国土交通省が公表した最新の不動産取引価格情報と価格指数からは、人口減少下における資産価値の鮮烈な二極化構造が浮き彫りになりました。
主要都市の不動産と経済指標の乖離
東京都区部における新築マンション平均平米単価は178万円/㎡に到達し、平均給与の上昇スピードを大きく上回る値上がりを続けています。
地方中核都市においても主要な商業地は前年比プラス成長を維持するものの、地域ごとの需給バランスは大きく変容しています。

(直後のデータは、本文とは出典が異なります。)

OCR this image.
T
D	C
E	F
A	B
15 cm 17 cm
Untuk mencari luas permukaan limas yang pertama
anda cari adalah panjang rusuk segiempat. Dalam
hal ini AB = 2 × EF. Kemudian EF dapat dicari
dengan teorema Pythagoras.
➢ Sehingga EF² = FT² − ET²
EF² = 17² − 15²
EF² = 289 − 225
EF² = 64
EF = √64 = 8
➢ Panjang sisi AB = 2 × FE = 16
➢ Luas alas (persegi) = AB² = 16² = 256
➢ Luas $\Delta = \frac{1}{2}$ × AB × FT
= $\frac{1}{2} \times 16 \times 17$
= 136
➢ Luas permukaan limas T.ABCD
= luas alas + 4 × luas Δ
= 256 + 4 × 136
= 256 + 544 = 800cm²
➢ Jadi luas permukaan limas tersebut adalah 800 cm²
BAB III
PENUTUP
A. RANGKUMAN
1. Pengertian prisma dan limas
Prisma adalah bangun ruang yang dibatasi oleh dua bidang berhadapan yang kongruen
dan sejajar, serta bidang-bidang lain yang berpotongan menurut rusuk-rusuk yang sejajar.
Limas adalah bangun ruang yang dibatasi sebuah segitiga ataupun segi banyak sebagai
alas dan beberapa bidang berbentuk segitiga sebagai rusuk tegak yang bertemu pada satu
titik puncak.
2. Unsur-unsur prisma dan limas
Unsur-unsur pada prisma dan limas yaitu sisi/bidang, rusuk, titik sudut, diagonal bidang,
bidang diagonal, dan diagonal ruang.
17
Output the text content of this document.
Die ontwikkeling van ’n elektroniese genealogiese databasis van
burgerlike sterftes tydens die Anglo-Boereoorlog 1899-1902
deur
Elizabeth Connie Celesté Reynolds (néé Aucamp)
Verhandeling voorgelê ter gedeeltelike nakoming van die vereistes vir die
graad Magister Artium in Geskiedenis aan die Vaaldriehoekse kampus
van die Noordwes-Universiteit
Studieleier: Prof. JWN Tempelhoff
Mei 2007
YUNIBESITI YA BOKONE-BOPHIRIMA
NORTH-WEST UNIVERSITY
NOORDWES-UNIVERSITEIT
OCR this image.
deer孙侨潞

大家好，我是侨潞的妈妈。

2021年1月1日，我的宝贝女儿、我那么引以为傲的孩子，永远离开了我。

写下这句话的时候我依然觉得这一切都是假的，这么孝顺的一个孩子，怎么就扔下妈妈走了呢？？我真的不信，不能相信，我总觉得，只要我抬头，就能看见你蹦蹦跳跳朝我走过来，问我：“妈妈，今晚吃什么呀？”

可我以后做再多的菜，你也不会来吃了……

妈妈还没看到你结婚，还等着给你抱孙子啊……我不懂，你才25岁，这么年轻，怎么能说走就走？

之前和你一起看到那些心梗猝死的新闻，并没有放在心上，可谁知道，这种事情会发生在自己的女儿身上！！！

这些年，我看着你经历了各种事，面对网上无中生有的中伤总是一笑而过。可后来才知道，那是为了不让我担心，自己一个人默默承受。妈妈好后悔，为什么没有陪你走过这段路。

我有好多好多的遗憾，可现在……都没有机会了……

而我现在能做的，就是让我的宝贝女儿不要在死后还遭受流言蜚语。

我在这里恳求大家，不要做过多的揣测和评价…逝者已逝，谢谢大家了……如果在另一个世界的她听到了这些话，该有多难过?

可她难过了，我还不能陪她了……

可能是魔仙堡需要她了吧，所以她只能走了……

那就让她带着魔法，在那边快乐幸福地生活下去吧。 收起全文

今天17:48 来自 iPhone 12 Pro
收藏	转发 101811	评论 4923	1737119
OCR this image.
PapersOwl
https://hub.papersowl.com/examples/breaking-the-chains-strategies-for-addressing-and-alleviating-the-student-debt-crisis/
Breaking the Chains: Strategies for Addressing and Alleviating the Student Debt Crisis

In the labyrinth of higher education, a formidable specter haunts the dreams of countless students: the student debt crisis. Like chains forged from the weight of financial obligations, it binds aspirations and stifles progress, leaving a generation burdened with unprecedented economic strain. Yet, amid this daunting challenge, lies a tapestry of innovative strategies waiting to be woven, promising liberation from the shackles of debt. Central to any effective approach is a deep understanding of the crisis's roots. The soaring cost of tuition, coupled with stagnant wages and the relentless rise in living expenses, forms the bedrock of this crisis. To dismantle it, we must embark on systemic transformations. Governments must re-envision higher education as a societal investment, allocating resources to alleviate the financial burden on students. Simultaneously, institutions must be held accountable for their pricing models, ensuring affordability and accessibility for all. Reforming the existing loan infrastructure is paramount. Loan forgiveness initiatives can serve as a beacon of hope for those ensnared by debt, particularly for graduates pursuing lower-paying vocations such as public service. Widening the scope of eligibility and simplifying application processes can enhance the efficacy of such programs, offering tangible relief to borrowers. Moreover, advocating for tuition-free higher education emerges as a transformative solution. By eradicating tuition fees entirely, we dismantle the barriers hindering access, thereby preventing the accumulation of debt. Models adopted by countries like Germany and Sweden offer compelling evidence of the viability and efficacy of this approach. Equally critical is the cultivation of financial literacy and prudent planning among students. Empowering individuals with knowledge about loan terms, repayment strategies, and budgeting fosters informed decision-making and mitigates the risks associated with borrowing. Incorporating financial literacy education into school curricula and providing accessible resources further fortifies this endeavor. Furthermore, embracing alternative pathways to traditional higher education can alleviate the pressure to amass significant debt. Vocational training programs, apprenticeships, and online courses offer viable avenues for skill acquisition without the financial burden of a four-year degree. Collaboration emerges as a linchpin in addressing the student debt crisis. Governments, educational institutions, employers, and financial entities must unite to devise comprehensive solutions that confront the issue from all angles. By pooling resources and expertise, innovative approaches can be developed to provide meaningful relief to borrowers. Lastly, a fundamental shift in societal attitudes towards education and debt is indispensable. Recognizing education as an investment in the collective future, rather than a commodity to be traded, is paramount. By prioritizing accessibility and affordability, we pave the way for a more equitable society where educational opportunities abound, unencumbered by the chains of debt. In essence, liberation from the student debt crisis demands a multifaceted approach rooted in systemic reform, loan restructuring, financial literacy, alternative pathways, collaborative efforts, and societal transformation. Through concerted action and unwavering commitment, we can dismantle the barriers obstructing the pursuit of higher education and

| 地域・都市 | 平均給与(円) | 給与前年比 | 消費者物価指数 |
|---|---|---|---|
| 東京都区部 | 6,450,000 | +8.2% | 112.5 |
| 名古屋市 | 4,950,000 | +4.2% | 105.1 |
| 大阪市 | 4,850,000 | +5.4% | 107.8 |
| 福岡市 | 4,480,000 | +6.8% | 106.2 |
| 札幌市 | 4,100,000 | +6.1% | 106.9 |
不動産市場における3つの構造的変化
- 東京一極集中の過熱: 東京23区の単価急騰が周辺県や主要地方都市への波及効果を生む一方、購買力との乖離が懸念されています。
- 地方中核都市の底堅さ: 福岡市や札幌市では高い給与伸び率を背景に、堅調な住宅・商業地需要が維持されています。
- ストック活用の限界: 899万戸に迫る空き家問題に対し、新規建設の抑制と既存住宅の流通促進が急務となっています。
今後の展望と不動産市場のゆくえ
今後は金利動向や建築コストの変動が、住宅着工件数および実需層の購買行動に直接的な影響を与える見通しです。
単なる開発・拡張路線から、持続可能な都市構造への転換と適切なアセット配分が求められる局面に入っています。